I Call the Rape a Rape

 

and first, there is the nothing sound

a mouth makes around a finger,

the wet string a finger makes upon

leaving the mouth. There is the slur

that names this hole faggot, the shape

a tongue takes to the dirt. Prayer knees,

scraping. Then, the music of bruise. Of hard

red lines. The memory like a wrist guided

back towards the seam. The fresh pluck

of skin. Of kill. I call the rape a rape

and the funeral drips

                                       out of me:  I call the rape

                                                                 a rape

                                                                      and break

                                                           again over

                                                      the cliff

                                                          of his knee.              I say his name

                                                                                                and taste dry

                                                                                        wood. Touch

                                                                                                        myself, cum

                                                                                                              termites

                                                                                                on my back.

                                                                  Say it back to me now,

                                                         how in the clearing

                                                                        there was me,

                                                                          and him                 and a branch

                                                                                                    that gored

                                                                                                            my throat.

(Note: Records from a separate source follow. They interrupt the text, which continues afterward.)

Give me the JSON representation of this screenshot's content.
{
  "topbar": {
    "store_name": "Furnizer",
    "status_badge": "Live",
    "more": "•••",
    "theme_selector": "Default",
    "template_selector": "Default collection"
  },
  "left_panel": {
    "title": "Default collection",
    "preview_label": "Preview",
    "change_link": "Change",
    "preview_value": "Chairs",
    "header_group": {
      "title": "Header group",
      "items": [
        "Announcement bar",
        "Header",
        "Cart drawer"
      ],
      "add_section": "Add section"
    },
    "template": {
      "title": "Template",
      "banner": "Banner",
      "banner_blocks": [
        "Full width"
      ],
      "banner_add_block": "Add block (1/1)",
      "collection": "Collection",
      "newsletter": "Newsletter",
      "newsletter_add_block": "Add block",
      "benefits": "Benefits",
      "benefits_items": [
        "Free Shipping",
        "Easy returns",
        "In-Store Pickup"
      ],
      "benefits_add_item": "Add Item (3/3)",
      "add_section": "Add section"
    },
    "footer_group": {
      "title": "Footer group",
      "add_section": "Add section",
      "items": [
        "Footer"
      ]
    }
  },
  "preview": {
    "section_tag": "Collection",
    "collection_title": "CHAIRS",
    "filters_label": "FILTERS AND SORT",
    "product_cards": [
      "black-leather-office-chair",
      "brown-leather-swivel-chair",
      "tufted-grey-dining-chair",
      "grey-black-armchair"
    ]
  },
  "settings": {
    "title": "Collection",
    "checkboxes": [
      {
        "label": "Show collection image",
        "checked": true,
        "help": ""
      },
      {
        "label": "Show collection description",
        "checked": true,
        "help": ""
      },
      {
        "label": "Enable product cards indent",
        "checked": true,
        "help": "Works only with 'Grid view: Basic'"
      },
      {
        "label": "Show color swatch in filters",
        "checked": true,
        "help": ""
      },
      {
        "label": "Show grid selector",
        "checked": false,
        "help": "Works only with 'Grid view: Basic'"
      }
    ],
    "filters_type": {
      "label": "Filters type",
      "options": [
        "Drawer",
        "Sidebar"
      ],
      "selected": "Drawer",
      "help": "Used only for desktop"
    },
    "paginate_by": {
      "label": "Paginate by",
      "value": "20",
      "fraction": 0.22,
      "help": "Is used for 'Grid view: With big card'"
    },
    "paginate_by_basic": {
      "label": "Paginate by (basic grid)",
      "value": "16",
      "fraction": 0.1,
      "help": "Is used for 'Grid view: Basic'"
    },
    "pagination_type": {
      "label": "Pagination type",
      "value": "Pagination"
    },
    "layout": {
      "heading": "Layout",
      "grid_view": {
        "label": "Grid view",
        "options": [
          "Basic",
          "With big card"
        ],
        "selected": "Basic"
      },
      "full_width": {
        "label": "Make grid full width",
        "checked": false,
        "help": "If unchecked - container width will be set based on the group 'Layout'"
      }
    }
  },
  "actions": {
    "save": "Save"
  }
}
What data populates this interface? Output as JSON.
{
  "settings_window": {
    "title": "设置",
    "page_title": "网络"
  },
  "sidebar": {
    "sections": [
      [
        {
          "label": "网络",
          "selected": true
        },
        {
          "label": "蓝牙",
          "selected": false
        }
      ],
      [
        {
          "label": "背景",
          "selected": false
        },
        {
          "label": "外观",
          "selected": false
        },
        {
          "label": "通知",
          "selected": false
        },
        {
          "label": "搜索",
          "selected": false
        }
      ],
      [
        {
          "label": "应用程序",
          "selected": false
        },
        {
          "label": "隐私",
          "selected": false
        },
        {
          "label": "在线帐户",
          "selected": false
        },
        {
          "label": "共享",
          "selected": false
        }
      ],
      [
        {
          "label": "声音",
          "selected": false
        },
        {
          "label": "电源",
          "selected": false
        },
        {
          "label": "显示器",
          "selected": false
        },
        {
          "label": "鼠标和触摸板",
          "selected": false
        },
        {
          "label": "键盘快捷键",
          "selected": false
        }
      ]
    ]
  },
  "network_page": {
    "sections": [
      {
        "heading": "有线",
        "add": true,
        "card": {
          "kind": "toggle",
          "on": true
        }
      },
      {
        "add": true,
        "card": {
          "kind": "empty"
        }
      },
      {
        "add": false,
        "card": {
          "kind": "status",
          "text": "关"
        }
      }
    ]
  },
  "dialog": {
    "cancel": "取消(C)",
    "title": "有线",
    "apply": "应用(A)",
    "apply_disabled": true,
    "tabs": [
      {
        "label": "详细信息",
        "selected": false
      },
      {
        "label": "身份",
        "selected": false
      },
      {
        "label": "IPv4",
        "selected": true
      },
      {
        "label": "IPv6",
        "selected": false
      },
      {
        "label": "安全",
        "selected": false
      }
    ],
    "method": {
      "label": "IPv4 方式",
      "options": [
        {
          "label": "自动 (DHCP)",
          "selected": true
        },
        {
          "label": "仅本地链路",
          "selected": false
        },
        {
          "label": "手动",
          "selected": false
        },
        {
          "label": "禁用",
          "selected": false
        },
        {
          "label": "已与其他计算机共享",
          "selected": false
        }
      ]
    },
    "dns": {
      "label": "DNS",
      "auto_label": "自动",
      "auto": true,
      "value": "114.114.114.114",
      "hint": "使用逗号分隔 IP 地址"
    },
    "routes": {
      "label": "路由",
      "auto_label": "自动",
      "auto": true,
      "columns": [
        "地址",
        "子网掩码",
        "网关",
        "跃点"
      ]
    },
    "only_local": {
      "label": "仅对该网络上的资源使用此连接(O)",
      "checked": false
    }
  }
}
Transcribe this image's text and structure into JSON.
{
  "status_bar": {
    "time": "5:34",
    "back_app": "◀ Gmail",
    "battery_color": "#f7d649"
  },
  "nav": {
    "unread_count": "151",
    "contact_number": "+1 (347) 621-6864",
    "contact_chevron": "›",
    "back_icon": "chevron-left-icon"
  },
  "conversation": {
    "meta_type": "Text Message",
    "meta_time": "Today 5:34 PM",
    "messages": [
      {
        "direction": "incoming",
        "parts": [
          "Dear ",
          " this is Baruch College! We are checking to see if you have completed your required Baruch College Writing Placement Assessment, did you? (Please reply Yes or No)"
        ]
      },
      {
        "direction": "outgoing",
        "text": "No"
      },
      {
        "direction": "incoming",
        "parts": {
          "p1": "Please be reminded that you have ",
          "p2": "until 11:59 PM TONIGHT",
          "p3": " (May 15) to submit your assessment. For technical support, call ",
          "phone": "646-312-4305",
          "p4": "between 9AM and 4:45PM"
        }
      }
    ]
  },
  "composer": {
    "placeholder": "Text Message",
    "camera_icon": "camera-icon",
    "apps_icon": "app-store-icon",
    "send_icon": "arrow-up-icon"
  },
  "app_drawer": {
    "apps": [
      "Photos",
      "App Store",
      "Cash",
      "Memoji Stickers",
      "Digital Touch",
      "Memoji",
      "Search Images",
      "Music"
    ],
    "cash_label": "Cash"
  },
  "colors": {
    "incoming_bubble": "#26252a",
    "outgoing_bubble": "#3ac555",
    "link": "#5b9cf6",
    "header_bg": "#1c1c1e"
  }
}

                                                                                                          Louder

                                                                                         still, the word

                                                                                                          love inside

                                                                                                                      my faggot 

                                                                                                                        

                                                                                                          mouth.

On Walking the Trail with Alex After the Service

 

Among the waste of trees perched near the water tower, songbirds choke on strands of brown hair, mistaking them for worms. As we climb towards the hull, we smell them in the branches, wet, riddled with lice. I turn to you and ask about your life, dodging the ex you wear like a harness. You looked so happy in the photos. And then he was not in them. Even when the end arrived, I couldn’t picture it you say, as if I know. This is where I am now: watching you cup your hands around a pair of soiled wings we found together, on the edge of the footpath. You comb the shapes as though, with just two fingers, you could right the splintered bones. But one splint gores the skin and bleeds it. I say here, suck your new hole clean. I do not mean to. I want to tell you about me so badly. About my trip to the ER and how insignificant it felt to go home. The sun was out at the wake, you say, remember that smell? Yes. Of dark fabrics turning wet because each limb was crying. In the fog of you, my fingers curl around aura. The sun did not come here with us today. From where we stand, your town is a series of miniature blocks. I heard you rarely leave the house these days. It’s like he’s hiding, a mutual friend remarked. But it is not hiding if we loom over everyone. I don't know how to tell you this. I don't know how to tell you anything but sorry.